Eski Dışişleri Bakanı Hüseyin Emir Abdullahiyan, dönemin Dışişleri Bakanı adayı Ali Bakıri Kani ve şimdiki Dışişleri Bakanı Abbas Arakçi'nin yanı sıra Kasım 2023'teki Ortak Arap-İslam Zirvesi'ne katılmak üzere eski İran Cumhurbaşkanı İbrahim Reisi ve 2024 Ortak Arap-İslam Takip Zirvesi'ne katılmak üzere Cumhurbaşkanı Birinci Yardımcısı Muhammed Rıza Aref de dâhil olmak üzere bir dizi İranlı yetkili Pekin Anlaşması'nın ardından Suudi Arabistan'a benzer ziyaretlerde bulundu.

“Pekin Anlaşması” Taahhütleri

Pekin Anlaşmasını takip etmek üzere kurulan Suudi-Çin-İran Üçlü Ortak Komitesi, ilki Aralık 2023'te Çin'in başkenti Pekin'de, diğeri ise Kasım 2024'te Riyad'da olmak üzere iki toplantı gerçekleştirmiş ve bu toplantılarda iki ülke Pekin Anlaşmasını tüm maddeleriyle uygulama kararlılıklarını ve Birleşmiş Milletler Şartı, İİT Şartı ve devletlerin egemenliği, bağımsızlığı ve güvenliğine saygı da dâhil olmak üzere uluslararası hukuka bağlılık yoluyla ülkeleri arasında iyi komşuluk ilişkilerini teşvik etme çabalarını sürdürdüklerini vurgularken, Çin de Suudi Arabistan ve İran'ın Pekin Anlaşmasını geliştirme yönünde attıkları adımları desteklemeye ve teşvik etmeye devam etmeye hazır olduğunu açıklamıştır.

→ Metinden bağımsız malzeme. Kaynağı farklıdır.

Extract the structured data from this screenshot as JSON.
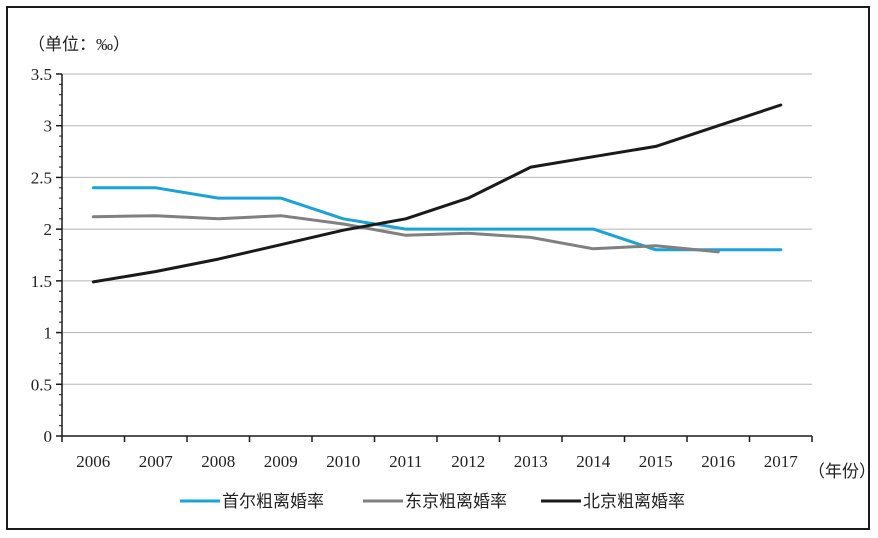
{
  "chart_data": {
    "type": "line",
    "y_unit_label": "（单位：‰）",
    "x_unit_label": "（年份）",
    "categories": [
      "2006",
      "2007",
      "2008",
      "2009",
      "2010",
      "2011",
      "2012",
      "2013",
      "2014",
      "2015",
      "2016",
      "2017"
    ],
    "y_ticks": [
      "0",
      "0.5",
      "1",
      "1.5",
      "2",
      "2.5",
      "3",
      "3.5"
    ],
    "ylim": [
      0,
      3.5
    ],
    "grid": true,
    "legend_position": "bottom",
    "series": [
      {
        "name": "首尔粗离婚率",
        "color": "#1aa3d6",
        "values": [
          2.4,
          2.4,
          2.3,
          2.3,
          2.1,
          2.0,
          2.0,
          2.0,
          2.0,
          1.8,
          1.8,
          1.8
        ]
      },
      {
        "name": "东京粗离婚率",
        "color": "#808080",
        "values": [
          2.12,
          2.13,
          2.1,
          2.13,
          2.05,
          1.94,
          1.96,
          1.92,
          1.81,
          1.84,
          1.78,
          null
        ]
      },
      {
        "name": "北京粗离婚率",
        "color": "#1a1a1a",
        "values": [
          1.49,
          1.59,
          1.71,
          1.85,
          1.99,
          2.1,
          2.3,
          2.6,
          2.7,
          2.8,
          3.0,
          3.2
        ]
      }
    ]
  }
}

İran Dışişleri Bakan Yardımcısı Mecid Taht Revançi Şarku'l Avsat'a verdiği demeçte İran ve Suudi Arabistan'ın büyüyen ve istikrarlı bir bölgede barış ve huzuru tesis etme niyetinde olduğunu, bunun da “mevcut tehditlerin üstesinden gelmeyi amaçlayan ikili ve bölgesel işbirliğinin sürdürülmesini ve geliştirilmesini” gerektirdiğini belirterek “İran-Suudi eylemlerinin kalkınma, barış, bölgesel ve uluslararası güvenlik çerçevesinde başarılı bir uluslararası ikili ve çok taraflı işbirliği modelini taçlandırdığını” ve iki tarafın tarihi bağlara dayanarak çeşitli siyasi, güvenlik, ekonomik, ticari ve konsolosluk alanlarında işbirliğini geliştirmeye devam ettiğini söyledi.